Chegando à casa dos patrões, ampla e recém pintada, achou que podia acalmar seu coração. Entraram pelo corredorzinho lateral. A porta da cozinha era nos fundos. Onde um dia fora uma despensa, seria seu quarto improvisado. Olhou a cama de campanha esticada dentro do cômodo onde só havia paredes. A luz amarelenta deixava ver uma cadeira, que serviria de armário, e um penico no canto. Era tudo. 

– “Assim que as coisas melhorarem, te arrumamos um quarto que tenha janela. Isso aqui é provisório, tá bom?

– Tá bem.”

“Mas, de verdade, não tá bom…” sentia. Acordava antes que o sol e ia buscar pão, enquanto o café ia passando. Ajeitava os quartos e cozinhava o almoço, enquanto os meninos estavam na escola. Depois viria a louça toda. Arrumava a sala e tirava o pó, enquanto todos comiam. Lavava e passava roupa de tarde. Preparava o jantar e ficava à disposição para o sal, guardanapo, mais suco, o que fosse. Depois a louça toda outra vez. Vez ou outra fazer o leite quente e olhar os meninos para os patrões saírem de noite. De domingo a domingo, sem hora pra acabar. Descanso e silêncio eram raros, quando se recolhia às dores de seu corpo franzino. 

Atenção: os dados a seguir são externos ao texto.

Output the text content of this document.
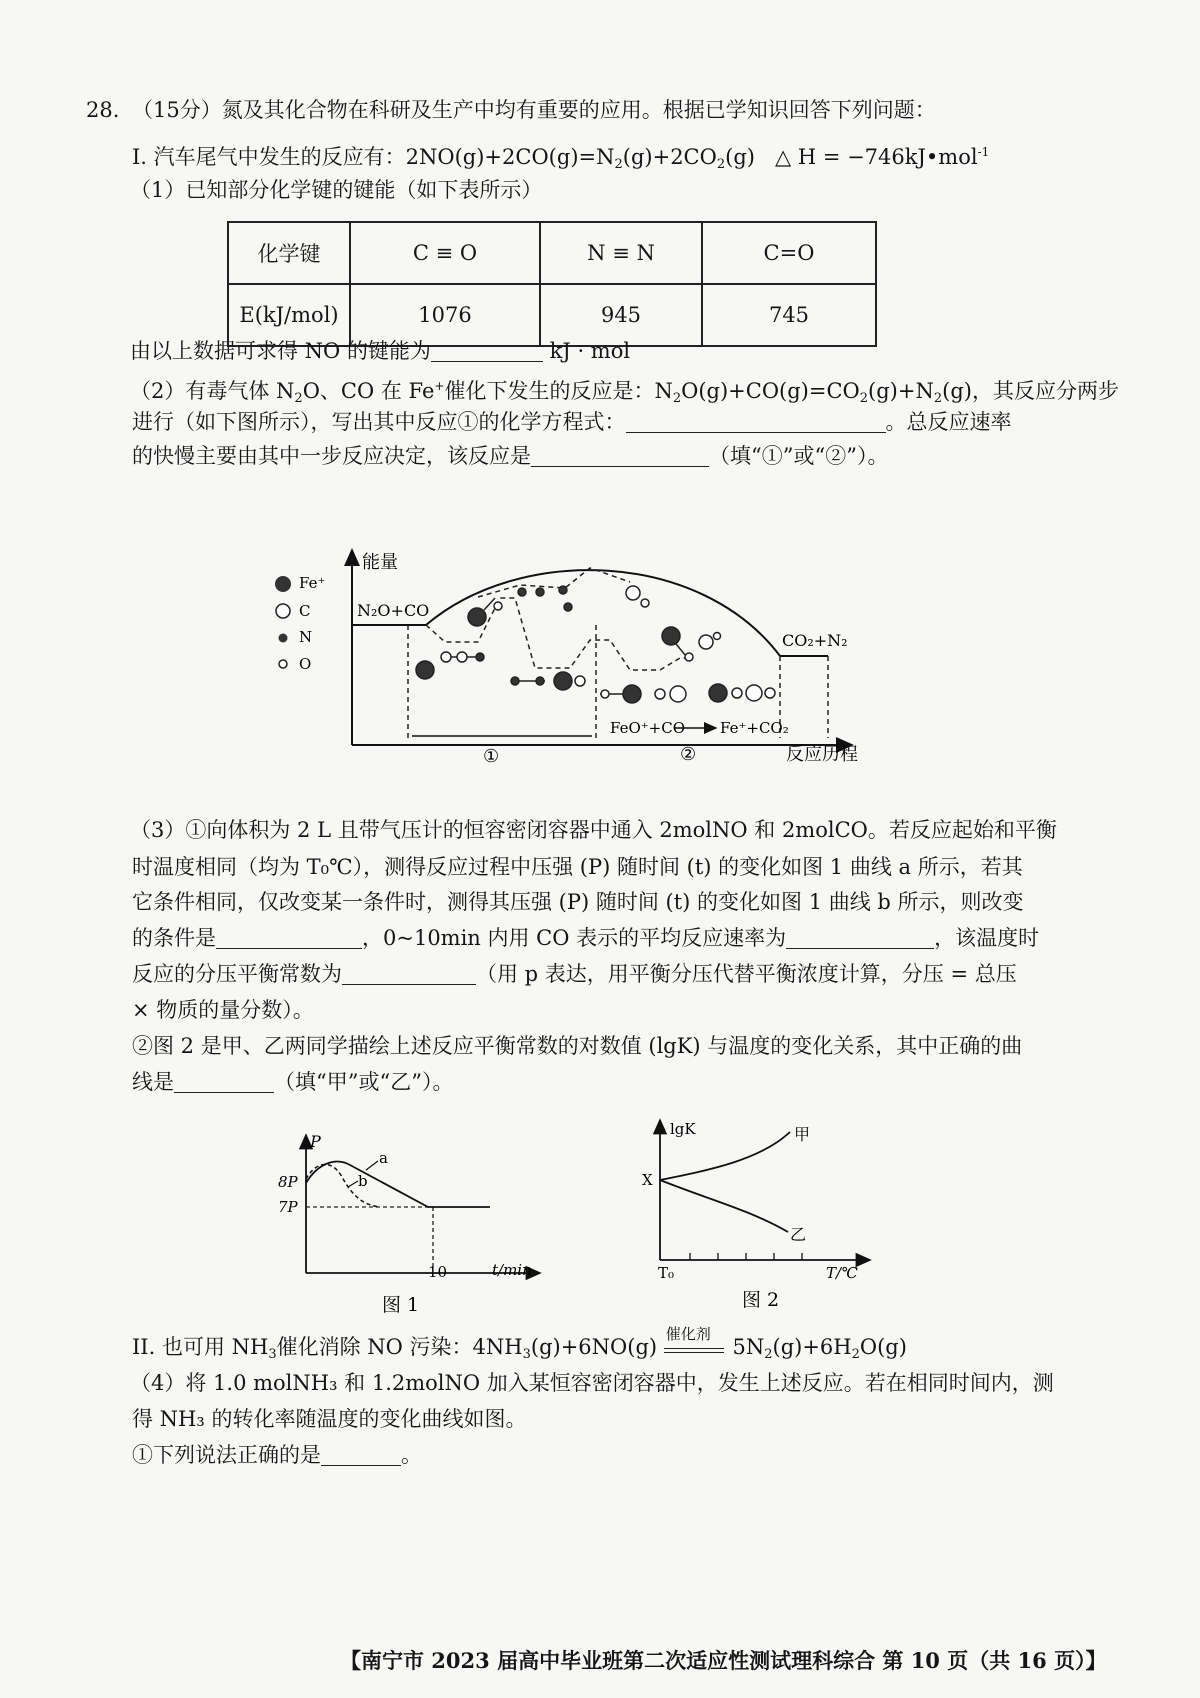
28. （15分）氮及其化合物在科研及生产中均有重要的应用。根据已学知识回答下列问题：
I. 汽车尾气中发生的反应有：$2NO(g)+2CO(g)=N_2(g)+2CO_2(g)$ △ H = −746kJ•mol$^{-1}$
（1）已知部分化学键的键能（如下表所示）
化学键	C ≡ O	N ≡ N	C=O
E(kJ/mol)	1076	945	745
由以上数据可求得 NO 的键能为	kJ · mol
（2）有毒气体 $N_2O$、CO 在 Fe+催化下发生的反应是：$N_2O(g)+CO(g)=CO_2(g)+N_2(g)$，其反应分两步
进行（如下图所示），写出其中反应①的化学方程式：	。总反应速率
的快慢主要由其中一步反应决定，该反应是	（填“①”或“②”）。
能量
反应历程
Fe⁺
C
N
O
N₂O+CO
CO₂+N₂
FeO⁺+CO Fe⁺+CO₂
①	②
（3）①向体积为 2 L 且带气压计的恒容密闭容器中通入 2molNO 和 2molCO。若反应起始和平衡
时温度相同（均为 T₀℃），测得反应过程中压强 (P) 随时间 (t) 的变化如图 1 曲线 a 所示，若其
它条件相同，仅改变某一条件时，测得其压强 (P) 随时间 (t) 的变化如图 1 曲线 b 所示，则改变
的条件是	，0~10min 内用 CO 表示的平均反应速率为	，该温度时
反应的分压平衡常数为	（用 p 表达，用平衡分压代替平衡浓度计算，分压 = 总压
× 物质的量分数）。
②图 2 是甲、乙两同学描绘上述反应平衡常数的对数值 (lgK) 与温度的变化关系，其中正确的曲
线是	（填“甲”或“乙”）。
P
t/min
8P
7P
10
a
b
图 1
lgK
T/℃
T₀
X
甲
乙
图 2
II. 也可用 $NH_3$催化消除 NO 污染：$4NH_3(g)+6NO(g)$
催化剂
$5N_2(g)+6H_2O(g)$
（4）将 1.0 molNH₃ 和 1.2molNO 加入某恒容密闭容器中，发生上述反应。若在相同时间内，测
得 NH₃ 的转化率随温度的变化曲线如图。
①下列说法正确的是	。
【南宁市 2023 届高中毕业班第二次适应性测试理科综合 第 10 页（共 16 页）】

No final do primeiro ano, pediram pra ela ajudar no Natal da família e não pôde voltar pra casa. Enviou algum dinheiro à mãe pra que comprasse um presente pra menina, que devia estar grande. 

O quarto continuou o mesmo, mas o patrão tinha encontrado o caminho. “Maria, mãe de Deus, me dê força…” rogou, enquanto se esgueirava para escapar das mãos inconvenientes que vinham à cozinha por qualquer pretexto. Mas não conseguiu fugir na noite em que, bêbado, o patrão invadiu seu quarto. Não dormia mais tranquila; tinha medo, acordava de sobressalto em meio a pesadelos. 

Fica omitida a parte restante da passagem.